Problem specification and governing equations
The entire flow field is neutral and the distribution of the electric potential, φ, is determined by the Laplace equation, Eq. This shows that the fluid velocity at a point x on the particle surface is equal to the motion of the rigid body of the particle due to the anti-slip condition.
Boundary-integral formulation and numerical approach
As in the previous study, the total traction force is defined as. where σ is the hydrodynamic stress tensor and T is the Maxwell stress tensor given by Eq. noting that x0 falls on the boundary D. To solve for the flow, we use the boundary-integral formulation for the Stokes equation in 3D, Eq. where f = σ·n is the component of the hydrodynamic drag.
Code validation
This allows us to recover Stokes' resistance when the particle is far away from the planar surface. As the particle gets closer to the wall (d/a→ 1), the increasing effect of the correction can be seen as λ.
Results
Electro-orientation of a single prolate spheroid
A diagram of the electro-orientation process for a/b = 3.0 when the electric field is directed from left to right. Equating the two torques, we obtain the electro-orientation velocity of a single particle as a function of the aspect ratio, as shown in Figure 6.9, where the angular velocity at the orientation angleα= π/4 is defined as ω∗ = 16πµω / (εmE02).
Two particles: combined electro-orientation and global reorientation Next, we shall observe the interaction of two particles and will start by considering
Each of the particles is initially oriented with respect to the electric field such that α0 =85◦. Furthermore, when the particles are far apart, e.g. θ0 = 20◦ and d0/a= 5.0, the chain angle can also be small (less than 2◦), and the particles are almost parallel to the electric field.

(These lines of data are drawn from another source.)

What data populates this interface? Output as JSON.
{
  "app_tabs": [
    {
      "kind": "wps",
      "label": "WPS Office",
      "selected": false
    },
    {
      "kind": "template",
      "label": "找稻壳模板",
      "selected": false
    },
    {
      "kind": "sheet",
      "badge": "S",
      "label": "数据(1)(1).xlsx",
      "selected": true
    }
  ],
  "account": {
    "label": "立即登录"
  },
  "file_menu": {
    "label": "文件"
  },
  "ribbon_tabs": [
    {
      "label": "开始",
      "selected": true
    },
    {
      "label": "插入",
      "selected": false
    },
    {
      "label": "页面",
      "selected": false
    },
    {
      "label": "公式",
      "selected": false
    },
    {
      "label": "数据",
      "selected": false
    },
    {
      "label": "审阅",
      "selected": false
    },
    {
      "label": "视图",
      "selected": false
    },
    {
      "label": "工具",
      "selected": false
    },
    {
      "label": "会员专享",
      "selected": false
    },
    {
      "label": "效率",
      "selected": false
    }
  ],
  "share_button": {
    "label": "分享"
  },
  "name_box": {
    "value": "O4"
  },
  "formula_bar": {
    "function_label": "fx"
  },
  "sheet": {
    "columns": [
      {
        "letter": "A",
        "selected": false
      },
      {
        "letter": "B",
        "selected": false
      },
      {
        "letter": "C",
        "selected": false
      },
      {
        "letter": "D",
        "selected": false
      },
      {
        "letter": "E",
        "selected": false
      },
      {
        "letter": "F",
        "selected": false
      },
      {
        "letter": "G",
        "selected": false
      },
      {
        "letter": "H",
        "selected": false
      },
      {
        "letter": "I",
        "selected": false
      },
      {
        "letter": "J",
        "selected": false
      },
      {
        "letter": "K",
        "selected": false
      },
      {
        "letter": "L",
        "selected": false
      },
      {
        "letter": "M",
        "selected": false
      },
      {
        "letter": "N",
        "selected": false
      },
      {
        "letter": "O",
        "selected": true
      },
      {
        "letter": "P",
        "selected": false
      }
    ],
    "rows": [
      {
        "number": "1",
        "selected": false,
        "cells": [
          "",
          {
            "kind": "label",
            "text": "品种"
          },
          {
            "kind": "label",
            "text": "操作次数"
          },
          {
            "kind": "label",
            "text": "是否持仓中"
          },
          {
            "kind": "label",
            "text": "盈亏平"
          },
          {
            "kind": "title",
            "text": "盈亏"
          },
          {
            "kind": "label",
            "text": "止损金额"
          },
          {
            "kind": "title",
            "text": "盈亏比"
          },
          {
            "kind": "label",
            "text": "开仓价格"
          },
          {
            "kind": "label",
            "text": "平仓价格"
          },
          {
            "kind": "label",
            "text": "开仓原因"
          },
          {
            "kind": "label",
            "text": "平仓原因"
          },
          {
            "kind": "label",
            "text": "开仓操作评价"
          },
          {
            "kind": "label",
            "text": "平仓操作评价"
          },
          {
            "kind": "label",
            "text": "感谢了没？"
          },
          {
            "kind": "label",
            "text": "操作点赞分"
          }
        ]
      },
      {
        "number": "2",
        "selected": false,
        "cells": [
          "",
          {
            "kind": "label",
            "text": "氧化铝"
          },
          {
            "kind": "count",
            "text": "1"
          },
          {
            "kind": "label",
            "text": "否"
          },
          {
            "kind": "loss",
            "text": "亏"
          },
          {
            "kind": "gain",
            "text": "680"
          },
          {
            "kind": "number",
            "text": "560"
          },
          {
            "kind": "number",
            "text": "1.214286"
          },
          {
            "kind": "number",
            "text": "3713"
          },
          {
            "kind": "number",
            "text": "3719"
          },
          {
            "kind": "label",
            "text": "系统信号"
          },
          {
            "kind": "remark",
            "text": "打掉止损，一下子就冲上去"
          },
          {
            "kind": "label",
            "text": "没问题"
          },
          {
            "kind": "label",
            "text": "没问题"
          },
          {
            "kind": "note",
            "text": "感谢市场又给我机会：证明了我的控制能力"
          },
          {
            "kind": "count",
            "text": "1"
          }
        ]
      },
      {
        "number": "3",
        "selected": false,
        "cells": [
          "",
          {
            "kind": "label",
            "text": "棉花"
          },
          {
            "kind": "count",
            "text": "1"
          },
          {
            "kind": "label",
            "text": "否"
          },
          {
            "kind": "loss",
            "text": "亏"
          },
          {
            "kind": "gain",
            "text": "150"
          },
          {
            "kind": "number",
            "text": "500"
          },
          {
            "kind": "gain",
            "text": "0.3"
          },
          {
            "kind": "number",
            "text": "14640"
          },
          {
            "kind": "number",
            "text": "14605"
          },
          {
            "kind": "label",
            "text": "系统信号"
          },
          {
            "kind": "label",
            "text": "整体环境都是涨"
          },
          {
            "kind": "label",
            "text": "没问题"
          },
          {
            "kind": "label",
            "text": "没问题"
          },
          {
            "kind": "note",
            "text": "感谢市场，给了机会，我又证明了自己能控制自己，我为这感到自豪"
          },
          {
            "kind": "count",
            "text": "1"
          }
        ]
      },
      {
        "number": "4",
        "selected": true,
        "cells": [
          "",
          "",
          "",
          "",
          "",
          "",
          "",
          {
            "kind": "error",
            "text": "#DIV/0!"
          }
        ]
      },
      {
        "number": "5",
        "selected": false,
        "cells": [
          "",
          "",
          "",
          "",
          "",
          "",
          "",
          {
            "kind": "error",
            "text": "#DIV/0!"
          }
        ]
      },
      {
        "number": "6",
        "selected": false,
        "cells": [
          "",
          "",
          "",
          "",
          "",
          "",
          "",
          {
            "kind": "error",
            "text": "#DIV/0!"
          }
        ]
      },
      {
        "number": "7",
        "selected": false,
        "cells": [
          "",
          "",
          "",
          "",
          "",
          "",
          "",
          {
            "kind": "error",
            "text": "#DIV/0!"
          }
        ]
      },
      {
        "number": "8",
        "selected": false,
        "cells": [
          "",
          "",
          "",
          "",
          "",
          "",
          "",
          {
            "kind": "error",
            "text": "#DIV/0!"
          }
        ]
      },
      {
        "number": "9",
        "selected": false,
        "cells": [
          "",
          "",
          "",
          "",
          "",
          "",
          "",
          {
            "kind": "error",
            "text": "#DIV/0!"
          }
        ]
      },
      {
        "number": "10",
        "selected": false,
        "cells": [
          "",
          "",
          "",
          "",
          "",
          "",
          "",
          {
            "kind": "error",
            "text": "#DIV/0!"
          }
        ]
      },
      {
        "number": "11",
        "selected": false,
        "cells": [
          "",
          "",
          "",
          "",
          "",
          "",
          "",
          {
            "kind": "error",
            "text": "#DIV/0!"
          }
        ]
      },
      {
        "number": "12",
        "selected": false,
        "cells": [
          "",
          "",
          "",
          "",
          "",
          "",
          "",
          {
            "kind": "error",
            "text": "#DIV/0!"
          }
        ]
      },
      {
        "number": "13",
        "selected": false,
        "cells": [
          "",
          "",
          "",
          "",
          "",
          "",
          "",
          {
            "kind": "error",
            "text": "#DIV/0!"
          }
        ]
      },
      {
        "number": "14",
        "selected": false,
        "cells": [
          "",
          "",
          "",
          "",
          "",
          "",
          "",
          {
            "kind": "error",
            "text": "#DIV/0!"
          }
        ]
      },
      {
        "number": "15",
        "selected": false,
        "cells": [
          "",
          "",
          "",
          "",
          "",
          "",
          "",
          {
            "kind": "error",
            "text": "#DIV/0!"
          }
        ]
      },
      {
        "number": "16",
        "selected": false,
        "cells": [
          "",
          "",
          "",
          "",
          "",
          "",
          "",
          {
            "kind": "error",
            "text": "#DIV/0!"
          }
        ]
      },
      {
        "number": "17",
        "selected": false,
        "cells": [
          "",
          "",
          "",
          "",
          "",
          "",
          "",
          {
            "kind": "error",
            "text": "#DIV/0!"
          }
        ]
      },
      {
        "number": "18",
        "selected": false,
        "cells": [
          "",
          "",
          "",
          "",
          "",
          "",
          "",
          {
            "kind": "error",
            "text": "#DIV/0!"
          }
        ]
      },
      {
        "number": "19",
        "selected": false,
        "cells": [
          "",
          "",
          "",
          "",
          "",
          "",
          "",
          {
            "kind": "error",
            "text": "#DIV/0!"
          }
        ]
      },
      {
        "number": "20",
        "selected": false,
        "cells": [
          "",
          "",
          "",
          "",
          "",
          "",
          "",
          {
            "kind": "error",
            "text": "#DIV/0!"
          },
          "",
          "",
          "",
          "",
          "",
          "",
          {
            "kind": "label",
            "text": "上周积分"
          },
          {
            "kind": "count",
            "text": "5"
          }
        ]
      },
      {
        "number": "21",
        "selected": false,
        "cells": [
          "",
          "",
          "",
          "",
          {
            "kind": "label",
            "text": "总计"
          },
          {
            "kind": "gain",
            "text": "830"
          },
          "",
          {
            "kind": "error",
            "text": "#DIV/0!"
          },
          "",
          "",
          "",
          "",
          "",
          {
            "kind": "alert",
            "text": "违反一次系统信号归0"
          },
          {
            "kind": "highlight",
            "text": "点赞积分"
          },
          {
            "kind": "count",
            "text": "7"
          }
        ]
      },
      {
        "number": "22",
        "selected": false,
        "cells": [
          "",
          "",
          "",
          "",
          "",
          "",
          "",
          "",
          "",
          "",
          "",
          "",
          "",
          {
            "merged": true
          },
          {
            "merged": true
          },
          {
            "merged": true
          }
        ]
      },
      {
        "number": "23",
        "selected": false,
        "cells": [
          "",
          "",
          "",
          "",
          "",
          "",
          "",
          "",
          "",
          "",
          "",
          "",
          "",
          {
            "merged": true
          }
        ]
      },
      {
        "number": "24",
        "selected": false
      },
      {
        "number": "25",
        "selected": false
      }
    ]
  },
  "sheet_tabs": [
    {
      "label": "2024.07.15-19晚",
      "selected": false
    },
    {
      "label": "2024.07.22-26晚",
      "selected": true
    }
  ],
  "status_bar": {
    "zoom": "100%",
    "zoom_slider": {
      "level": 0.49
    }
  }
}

Particles interacting without su ffi cient separation
Conclusion
The transient motion of the particles and their chain angle are generalized to a trajectory map for particles with a constant aspect ratio. We have further studied the relationship between the initial particle spacing and the final chain angle.
Summary of present work
There is thus a need for an alternative numerical technique in the study of electrokinetic effects. With these modifications in place, in Chapter VI we were able to study the DEP interaction that takes place between two slender particles in close proximity to each other.
Limitations of present work
Contributions of present work
By implementing these codes we have demonstrated the effectiveness of the BEM as an accurate alternative to other numerical techniques. This equation illustrates the inaccuracies obtained without considering the finite size of the particle.
Directions for future work
Characterization of hurdle-based DC-DEP for particle manipulation With the three-dimensional BEM code in place and validated, there are several di-
As an example, Figure 7.2 shows variables that could be used in a simple study to design and optimize barrier conditions. The problem specification in this study would be identical to those of the studies conducted in this dissertation.
Characterization of embedded electrode AC-DEP for particle manipula- tion
In this design, specified electrical potential will be used on the surface of each electrode. To simulate this, different values of traction will be specified at the channel inlet and outlet.
Other future studies
Electrophoresis of a colloidal sphere in a spherical cavity with arbitrary zeta potential distribution and arbitrary double layer thickness. Continuous particle size separation by ac-dielectrophoresis using a lab-on-a-chip device with 3D electrodes.